Die schlechte Nachricht vorab: Einen gesetzlichen Anspruch auf eine Sonderzahlung in Form von Weihnachtsgeld gibt es nicht. Viele Beschäftigte können trotzdem aufatmen, denn Anspruchsgrundlage der Sonderzahlung können Tarifvertrag, Arbeitsvertrag, Betriebsvereinbarung, betriebliche Übung und auch der Gleichbehandlungsgrundsatz sein.

Ungleiche Verteilung des Extrageldes

Im Schnitt erhalten etwa 55 % der Beschäftigten ein Weihnachtsgeld. Zu diesem Ergebnis kommt eine aktuelle Online-Umfrage des WSI-Tarifarchivs der Hans-Böckler-Stiftung. Die Analyse der Befragungsdaten von rund 6.000 Beschäftigten zeigt dabei deutliche Unterschiede: Unter den Beschäftigten mit Tarifvertrag erhalten 71 % Weihnachtsgeld. Ist der Arbeitgeber nicht tarifgebunden, können sich nur 44 % über die Sonderzahlung freuen.

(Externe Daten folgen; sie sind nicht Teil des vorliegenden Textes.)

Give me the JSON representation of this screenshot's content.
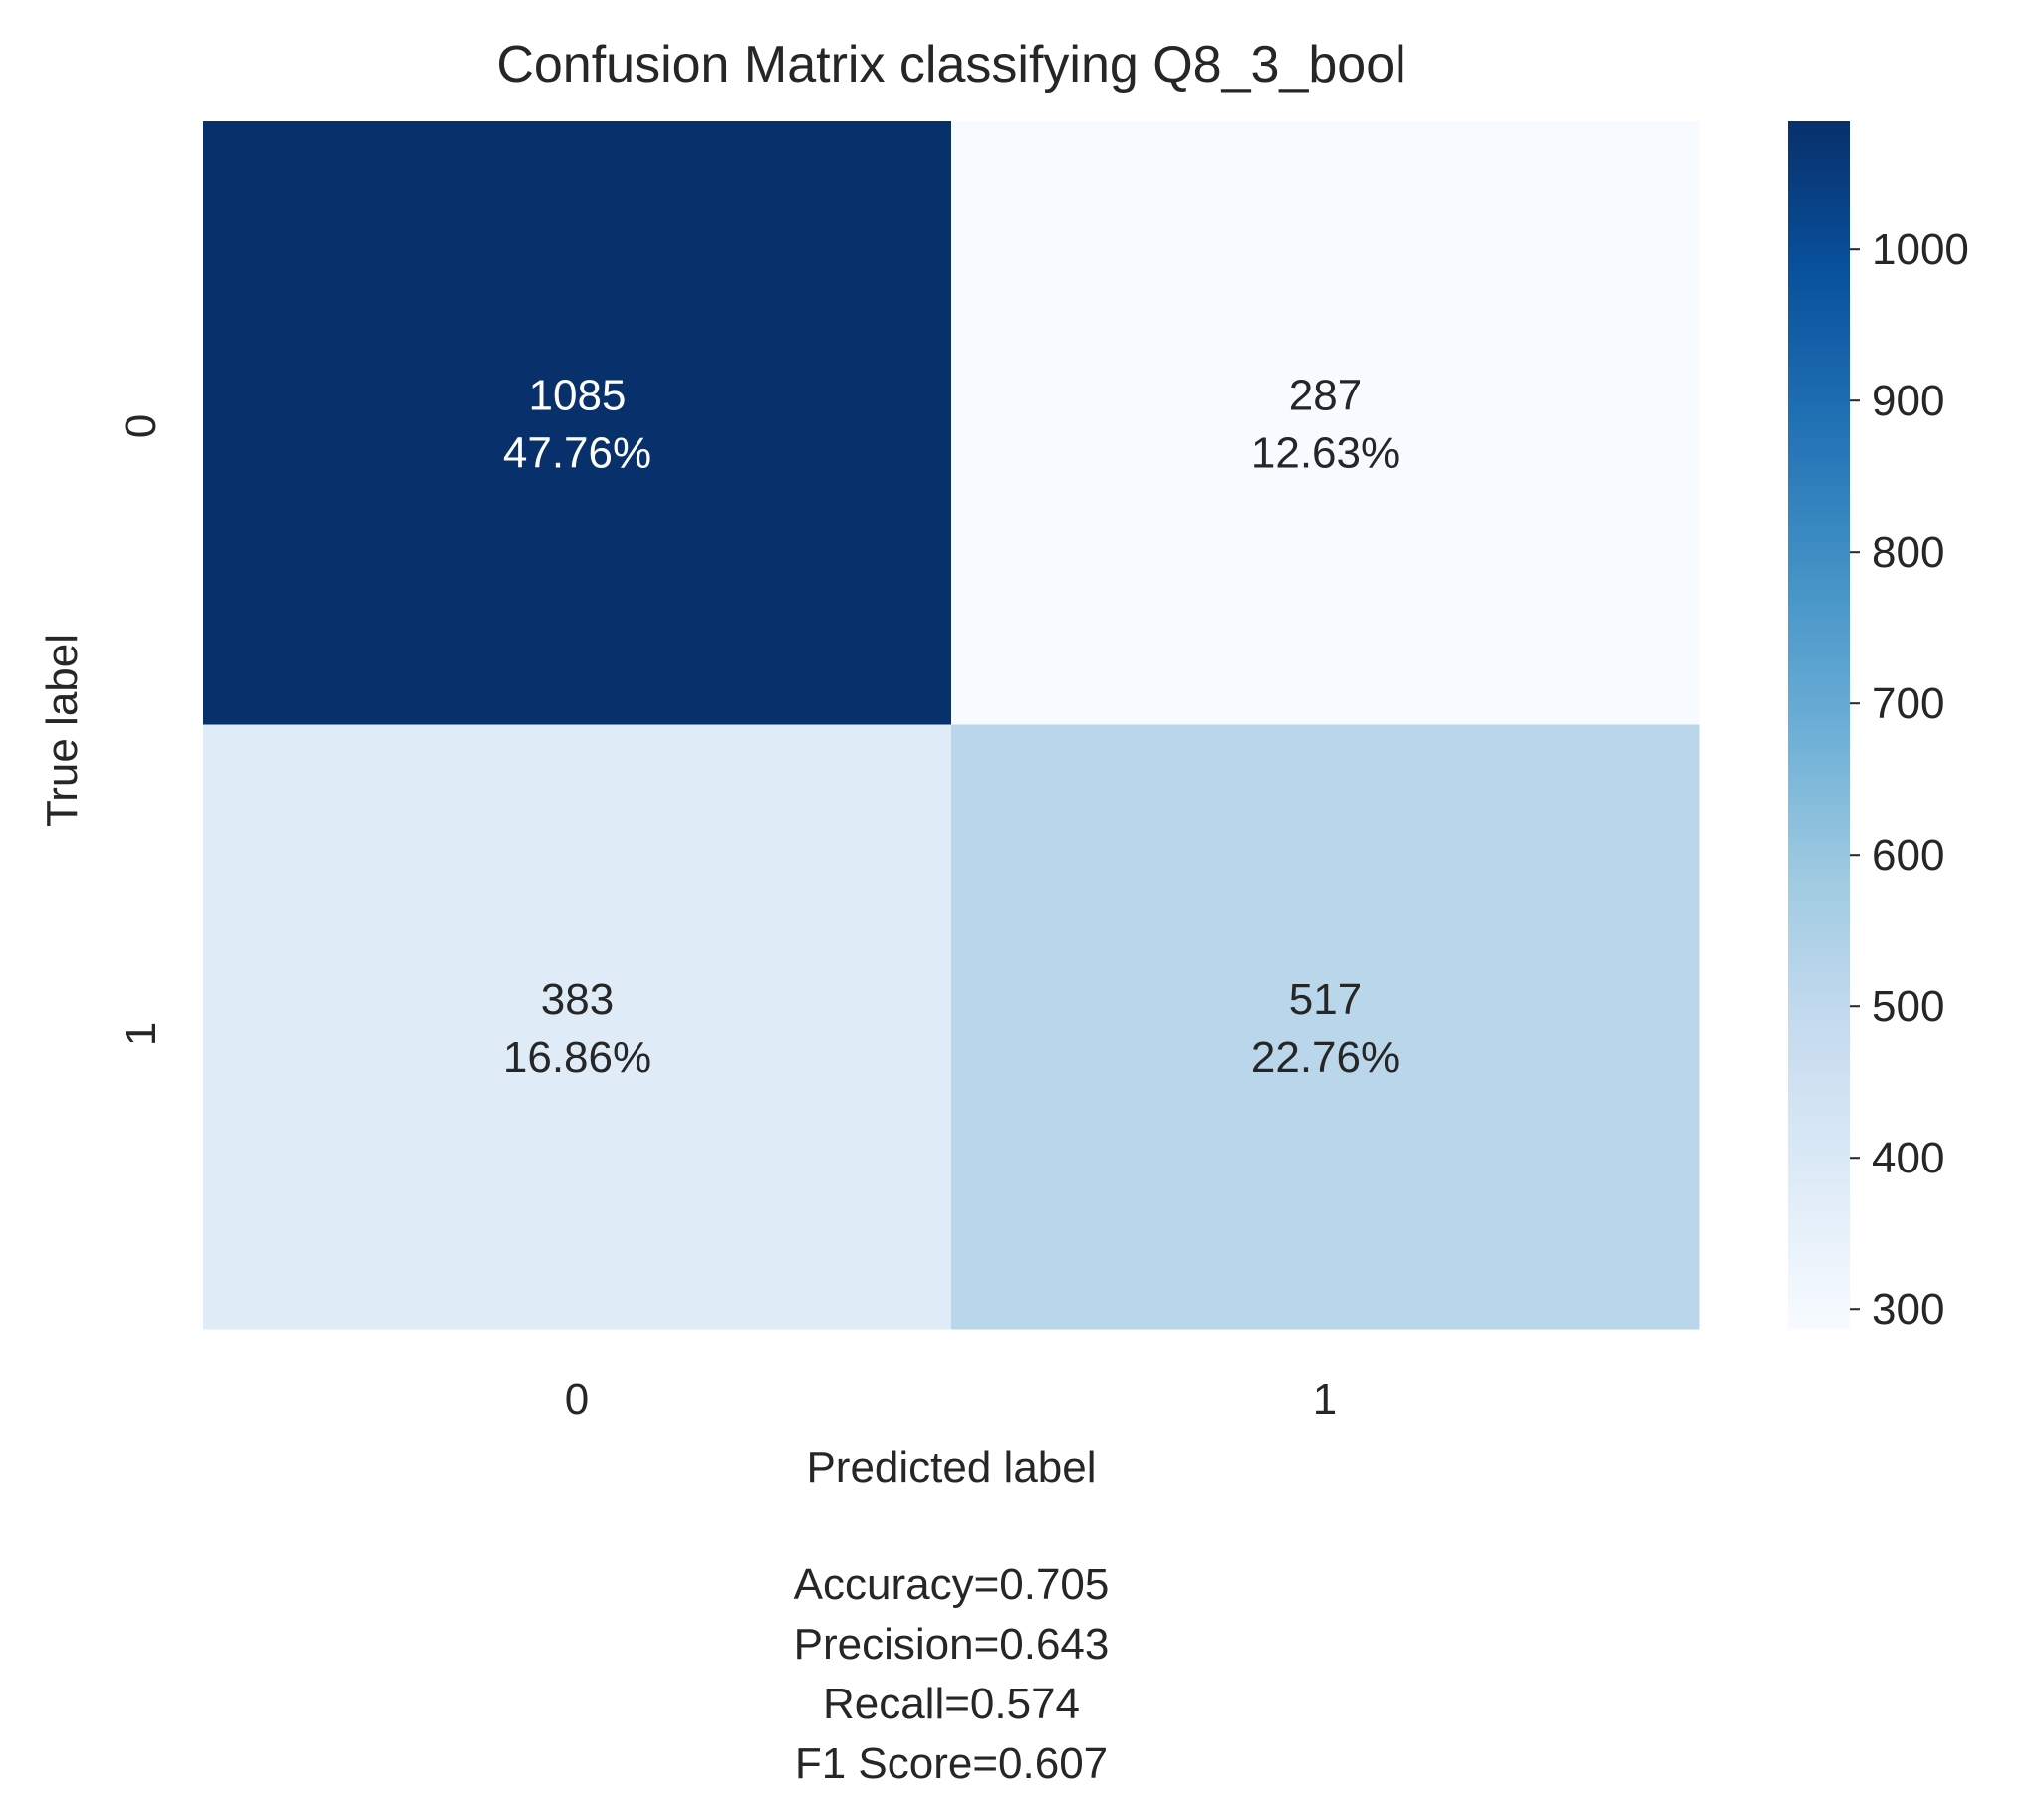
{
  "chart_data": {
    "type": "heatmap",
    "title": "Confusion Matrix classifying Q8_3_bool",
    "xlabel": "Predicted label",
    "ylabel": "True label",
    "x_categories": [
      "0",
      "1"
    ],
    "y_categories": [
      "0",
      "1"
    ],
    "matrix": [
      {
        "value": 1085,
        "label": "1085",
        "percent": "47.76%"
      },
      {
        "value": 287,
        "label": "287",
        "percent": "12.63%"
      },
      {
        "value": 383,
        "label": "383",
        "percent": "16.86%"
      },
      {
        "value": 517,
        "label": "517",
        "percent": "22.76%"
      }
    ],
    "colorbar": {
      "range": [
        287,
        1085
      ],
      "ticks": [
        "300",
        "400",
        "500",
        "600",
        "700",
        "800",
        "900",
        "1000"
      ],
      "colormap": "Blues"
    },
    "metrics": [
      "Accuracy=0.705",
      "Precision=0.643",
      "Recall=0.574",
      "F1 Score=0.607"
    ]
  }
}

Auch innerhalb der geltenden Tarifverträge gibt es gravierende Unterschiede: Ein im Vergleich hohes Weihnachtsgeld erhalten z.B. Beschäftigten im Bankgewerbe, in der Süßwarenindustrie, in der Chemieindustrie, in der Druckindustrie sowie in der Textilindustrie (Westfalen) – immerhin 95 bis 100 % eines durchschnittlichen Monatseinkommens. Es folgen die Bereiche Versicherungen mit 80 %, der Einzelhandel (West: vorwiegend 62,5 %) sowie die Metallindustrie (überwiegend 55 %).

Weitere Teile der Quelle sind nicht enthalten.